En TD no venimos en primer lugar a reconquistar sino a resistir y a testimoniar. En este caso, el orden de los factores sí altera el producto porque podemos fracasar en la reconquista pero no podemos fracasar en lo segundo. Si perseveramos, será la manera de dar ocasión a una reconquista en la que ya no estaremos solos. Como enseña la historia, toda reconquista nace de una resistencia, pensemos en el caso de Covadonga o del Alcázar de Toledo. No podemos cometer el error de quienes se han desinflado por no tener claras las prioridades, pensando que basta hacerse presente en los medios de comunicación para provocar un cambio de opinión. Olvidan que son muchas veces los teóricamente afines quienes más se oponen a una línea rigurosa y a un estilo claro, sin contemporizaciones ni malminorismo.

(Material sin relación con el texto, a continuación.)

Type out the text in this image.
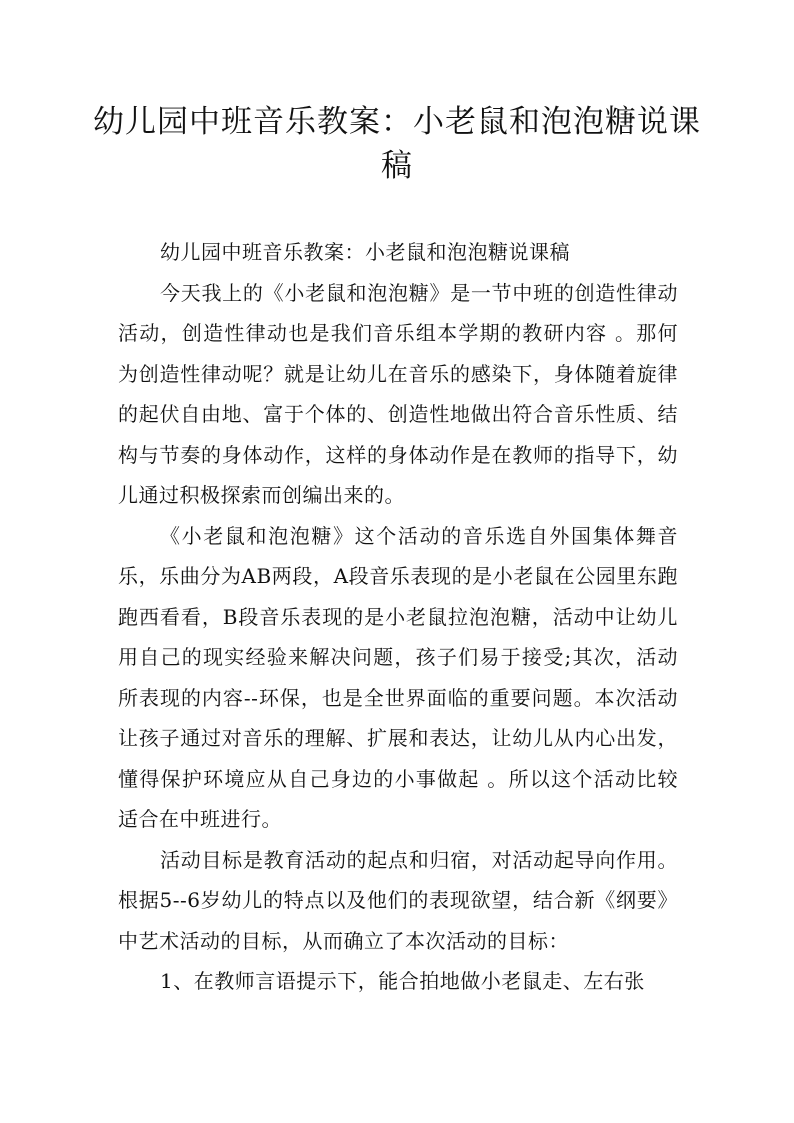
幼儿园中班音乐教案：小老鼠和泡泡糖说课稿

幼儿园中班音乐教案：小老鼠和泡泡糖说课稿

今天我上的《小老鼠和泡泡糖》是一节中班的创造性律动活动，创造性律动也是我们音乐组本学期的教研内容 。那何为创造性律动呢？就是让幼儿在音乐的感染下，身体随着旋律的起伏自由地、富于个体的、创造性地做出符合音乐性质、结构与节奏的身体动作，这样的身体动作是在教师的指导下，幼儿通过积极探索而创编出来的。

《小老鼠和泡泡糖》这个活动的音乐选自外国集体舞音乐，乐曲分为AB两段，A段音乐表现的是小老鼠在公园里东跑跑西看看，B段音乐表现的是小老鼠拉泡泡糖，活动中让幼儿用自己的现实经验来解决问题，孩子们易于接受;其次，活动所表现的内容--环保，也是全世界面临的重要问题。本次活动让孩子通过对音乐的理解、扩展和表达，让幼儿从内心出发，懂得保护环境应从自己身边的小事做起 。所以这个活动比较适合在中班进行。

活动目标是教育活动的起点和归宿，对活动起导向作用。根据5--6岁幼儿的特点以及他们的表现欲望，结合新《纲要》中艺术活动的目标，从而确立了本次活动的目标：

1、在教师言语提示下，能合拍地做小老鼠走、左右张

Sabemos, por último, en TD que la verdad no se impone por sí misma como si le bastara la fuerza de la propia verdad. La que se impone de hecho es la mentira y la verdad, si llega a imponerse, lo es a fuerza de ríos de sangre de mártires y de incontables esfuerzos de misioneros y apóstoles. Por eso hacemos nuestras unas palabras del pensador contrarrevolucionario extremeño Donoso Cortés:
No te canses en buscar asilo seguro contra los azotes de la guerra, porque te cansas vanamente; esa guerra se dilata tanto como el espacio, y se prolonga tanto como el tiempo. Sólo en la eternidad, patria de los justos, puedes encontrar descanso; porque solo allí no hay combate; no presumas, empero, que se abran para ti las puertas de la eternidad si no muestras antes las cicatrices que llevas; aquellas puertas no se abren sino para los que combatieron aquí los combates del Señor gloriosamente, y para los que van, como el Señor, crucificados.
Jesús de Castro
4 julio, 2012 a las 14:34
El mejor medio para quienes busquen un verdadero nacionalismo católico que más en la Hispanidad no se comprendería el amor a la Patria sin el amor y la entrega a Dios. Por ello quienes estemos como colaboradores o como lectores debemos ver en TD un frente común en el que aunar fuerzas de amor a España que al fin y a la postre es el amor a la Cristiandad.
Gracias.
En Cristo Rey,
Jesús de Castro
Don Eñe
5 julio, 2012 a las 14:54
¡¡¡¡ÁNIMO!!!……….hoy más que nunca, abundando como abunda tanto conservador modernista que no entiende el significado del binomio Dios y España, es imprescindible la existencia y permanencia de un medio como Tradición Digital. Me consta que, aunque no comenten, son muchos los que ya lo leen a diario. Lo dicho: mucho ánimo y ¡VIVA CRISTO REY!